Evidence for basing treatment decisions on MRD-test results

Biomarkers measured prior to treatment to provide information of the likelihood of response to a specific therapy are often called predictive biomarkers. Common examples of predictive biomarkers in oncology are genomic biomarkers which indicate who should receive a targeted therapy, or ‘fitness’ biomarkers such as a performance score indicating a persons’ ability to survive intensive therapy. Because MRD tests are imperfect, because people are misclassified and because retrospective and observational studies are subject to many biases [45], randomized trials are needed to prove the benefit of using MRD-test results for therapy decisions such as whether or not to do a transplant in someone with ALL or AML in first remission. Not only because MRD-test technologies are quickly evolving, there has been insufficient commitment to the large, long-term randomized clinical trials needed to prove the value in making therapy decisions based on results of MRD testing. Nevertheless, such trials are needed to accurately characterize the trade-offs present in such a treatment strategy. Retrospective non-randomized data cannot be used to evaluate this because the outcomes are often confounded by physician actions based on the results of MRD tests such as giving additional therapy or performing a transplant or making treatment decisions on the basis on other criteria including clinical judgement.
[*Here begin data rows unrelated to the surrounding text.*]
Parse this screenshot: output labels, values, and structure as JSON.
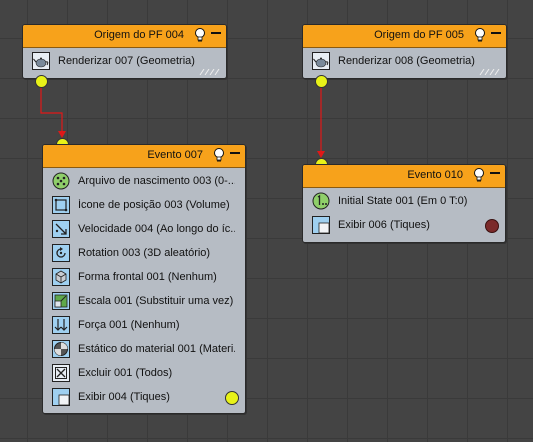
{
  "nodes": {
    "pf004": {
      "title": "Origem do PF 004",
      "items": [
        {
          "label": "Renderizar 007 (Geometria)",
          "icon": "teapot-icon"
        }
      ]
    },
    "pf005": {
      "title": "Origem do PF 005",
      "items": [
        {
          "label": "Renderizar 008 (Geometria)",
          "icon": "teapot-icon"
        }
      ]
    },
    "ev007": {
      "title": "Evento 007",
      "items": [
        {
          "label": "Arquivo de nascimento 003 (0-...",
          "icon": "birth-file-icon"
        },
        {
          "label": "Ícone de posição 003 (Volume)",
          "icon": "position-icon"
        },
        {
          "label": "Velocidade 004 (Ao longo do íc...",
          "icon": "speed-icon"
        },
        {
          "label": "Rotation 003 (3D aleatório)",
          "icon": "rotation-icon"
        },
        {
          "label": "Forma frontal 001 (Nenhum)",
          "icon": "shape-facing-icon"
        },
        {
          "label": "Escala 001 (Substituir uma vez)",
          "icon": "scale-icon"
        },
        {
          "label": "Força 001 (Nenhum)",
          "icon": "force-icon"
        },
        {
          "label": "Estático do material 001 (Materi...",
          "icon": "material-static-icon"
        },
        {
          "label": "Excluir 001 (Todos)",
          "icon": "delete-icon"
        },
        {
          "label": "Exibir 004 (Tiques)",
          "icon": "display-icon"
        }
      ]
    },
    "ev010": {
      "title": "Evento 010",
      "items": [
        {
          "label": "Initial State 001 (Em 0 T:0)",
          "icon": "initial-state-icon"
        },
        {
          "label": "Exibir 006 (Tiques)",
          "icon": "display-icon"
        }
      ]
    }
  },
  "colors": {
    "header": "#f7a21b",
    "body": "#b6bcc4",
    "socket": "#e8f218",
    "wire": "#e01818",
    "display_dot_ev010": "#7b2a2a",
    "background": "#444444"
  }
}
False-negatives and -positives are important when considering MRD-test results for decisions on interventions associated with serious adverse medical consequences such as allogeneic hematopoietic cell transplant. Assuming an example in which a cohort of AML patients underwent MRD testing at the completion of post-remission therapy (Fig. 2; hypothetical example like data reported by Terwijn et al. [46]):

• If all MRD-test-positive persons were deemed at high risk of relapse and received transplant, many persons would have received it with no possibility of benefit and substantial possibility of harm.

• If all MRD-test-negative persons were deemed low risk of relapse and did not receive a transplant, many would have relapsed. Whether or not they could be rescued with a transplant at this time is controversial. However, there are no convincing data a transplant done earlier would have improved their subsequent relapse outcome.

Our bottom line

Interpreting results of MRD testing is complex. Whether making therapy decisions based on MRD-test results improves clinical outcomes can only be tested in randomized clinical trials [47,48,49,50]. Such data are lacking. Is MRD testing useful? Clearly. However, it is important physicians understand when they act on an MRD-test result, either by giving or withholding a therapy, they will often be wrong. Risks associated with these MRD-test result-based decisions are asymmetrical. When the intervention is safe, an incorrect prediction may have little medical consequence although it may have other adverse effects such as psychological and fiscal. In contrast, when the intervention is associated with serious adverse medical consequences including death, this uncertainty needs to be acknowledged by the physician and conveyed to the patient. Harm may be of a lesser magnitude when the decision to withhold an intervention is based on results of MRD testing as there are no convincing data yet that most earlier interventions for an event such as cancer recurrence improves outcomes [51,52,53]. As Stephen Hawking said: The greatest enemy of knowledge is not ignorance, it is the illusion of knowledge.